Lombardi finished with a record of 7-5 in his first year with the Packers, improving the team from a one-win previous season. Lombardi’s impressive year earned him the NFL Coach of the Year in 1959. Lombardi brought his team to the NFL West championship in the following 1960 season but fell short by four points to the Philadelphia Eagles. Lombardi went on to win five NFL Championships (including the first two Super Bowls) in his nine years with the Packers. Lombardi remains the only coach in NFL history to win three consecutive championships. Throughout the 60’s, Green Bay was nicknamed Titletown, USA, thanks to Lombardi’s coaching success. Lombardi finished his coaching career in Green Bay with 98 wins, 30 losses, and four ties. His postseason record was an astonishing 9-1.

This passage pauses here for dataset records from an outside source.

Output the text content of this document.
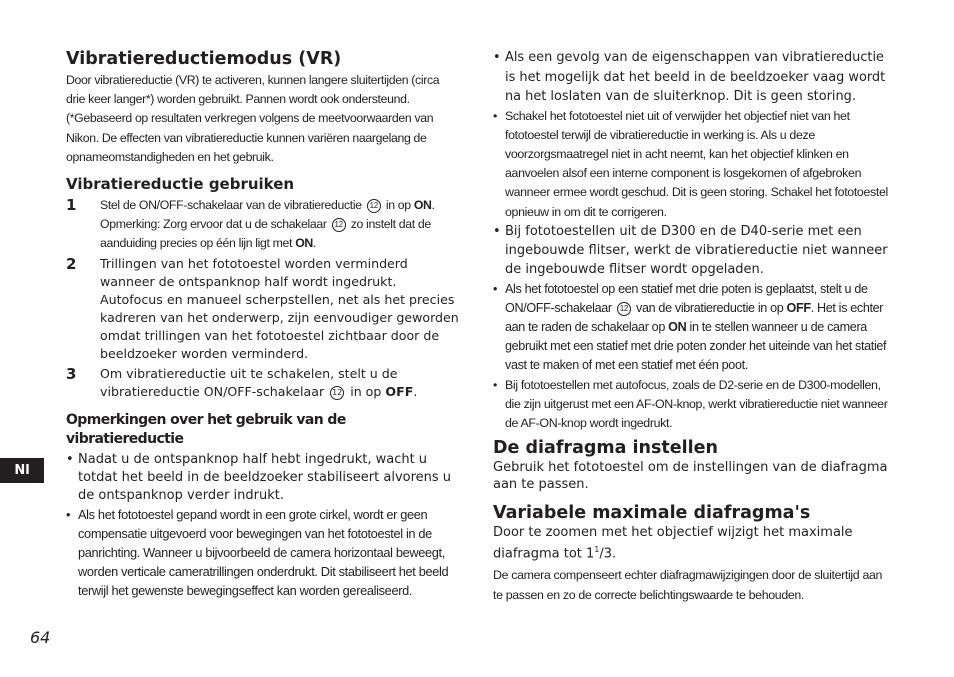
Vibratiereductiemodus (VR)

Door vibratiereductie (VR) te activeren, kunnen langere sluitertijden (circa drie keer langer*) worden gebruikt. Pannen wordt ook ondersteund. (*Gebaseerd op resultaten verkregen volgens de meetvoorwaarden van Nikon. De effecten van vibratiereductie kunnen variëren naargelang de opnameomstandigheden en het gebruik.

Vibratiereductie gebruiken
1 Stel de ON/OFF-schakelaar van de vibratiereductie 12 in op ON.

Opmerking: Zorg ervoor dat u de schakelaar 12 zo instelt dat de aanduiding precies op één lijn ligt met ON.

2 Trillingen van het fototoestel worden verminderd wanneer de ontspanknop half wordt ingedrukt. Autofocus en manueel scherpstellen, net als het precies kadreren van het onderwerp, zijn eenvoudiger geworden omdat trillingen van het fototoestel zichtbaar door de beeldzoeker worden verminderd.

3 Om vibratiereductie uit te schakelen, stelt u de vibratiereductie ON/OFF-schakelaar 12 in op OFF.

Opmerkingen over het gebruik van de vibratiereductie
• Nadat u de ontspanknop half hebt ingedrukt, wacht u totdat het beeld in de beeldzoeker stabiliseert alvorens u de ontspanknop verder indrukt.
• Als het fototoestel gepand wordt in een grote cirkel, wordt er geen compensatie uitgevoerd voor bewegingen van het fototoestel in de panrichting. Wanneer u bijvoorbeeld de camera horizontaal beweegt, worden verticale cameratrillingen onderdrukt. Dit stabiliseert het beeld terwijl het gewenste bewegingseffect kan worden gerealiseerd.
• Als een gevolg van de eigenschappen van vibratiereductie is het mogelijk dat het beeld in de beeldzoeker vaag wordt na het loslaten van de sluiterknop. Dit is geen storing.
• Schakel het fototoestel niet uit of verwijder het objectief niet van het fototoestel terwijl de vibratiereductie in werking is. Als u deze voorzorgsmaatregel niet in acht neemt, kan het objectief klinken en aanvoelen alsof een interne component is losgekomen of afgebroken wanneer ermee wordt geschud. Dit is geen storing. Schakel het fototoestel opnieuw in om dit te corrigeren.
• Bij fototoestellen uit de D300 en de D40-serie met een ingebouwde flitser, werkt de vibratiereductie niet wanneer de ingebouwde flitser wordt opgeladen.
• Als het fototoestel op een statief met drie poten is geplaatst, stelt u de ON/OFF-schakelaar 12 van de vibratiereductie in op OFF. Het is echter aan te raden de schakelaar op ON in te stellen wanneer u de camera gebruikt met een statief met drie poten zonder het uiteinde van het statief vast te maken of met een statief met één poot.
• Bij fototoestellen met autofocus, zoals de D2-serie en de D300-modellen, die zijn uitgerust met een AF-ON-knop, werkt vibratiereductie niet wanneer de AF-ON-knop wordt ingedrukt.
De diafragma instellen

Gebruik het fototoestel om de instellingen van de diafragma aan te passen.

Variabele maximale diafragma's

Door te zoomen met het objectief wijzigt het maximale diafragma tot $1^1/3$.

De camera compenseert echter diafragmawijzigingen door de sluitertijd aan te passen en zo de correcte belichtingswaarde te behouden.

Nl
64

The Packers never recorded a season with a losing record under Lombardi.
Lombardi found himself bored during his one-year retirement. The following season, he accepted a position as the head coach for the Washington Redskins. In his final year of coaching, he led the Redskins to a 7-5 record after the team had previously spent 13 years without a winning season. However, Lombardi was diagnosed with colon cancer in 1969 and died on September 3, 1970, at the age of 57. Lombardi’s finished his coaching career with a winning percentage of 74, which is the second-best in NFL history. Lombardi was unanimously inducted into the Hall of Fame in 1971.
Lombardi was a high-energy leader who encouraged a holistic view of life. In the end, his biggest goal was to open the untapped potential in each and every one of his players and not only encourage them to be better athletes but a better person as a whole. Lombardi quoted, “Leaders aren’t born, they are made. And they are made just like anything else, through hard work. And that’s the price we’ll have to pay to achieve that goal or any goal.”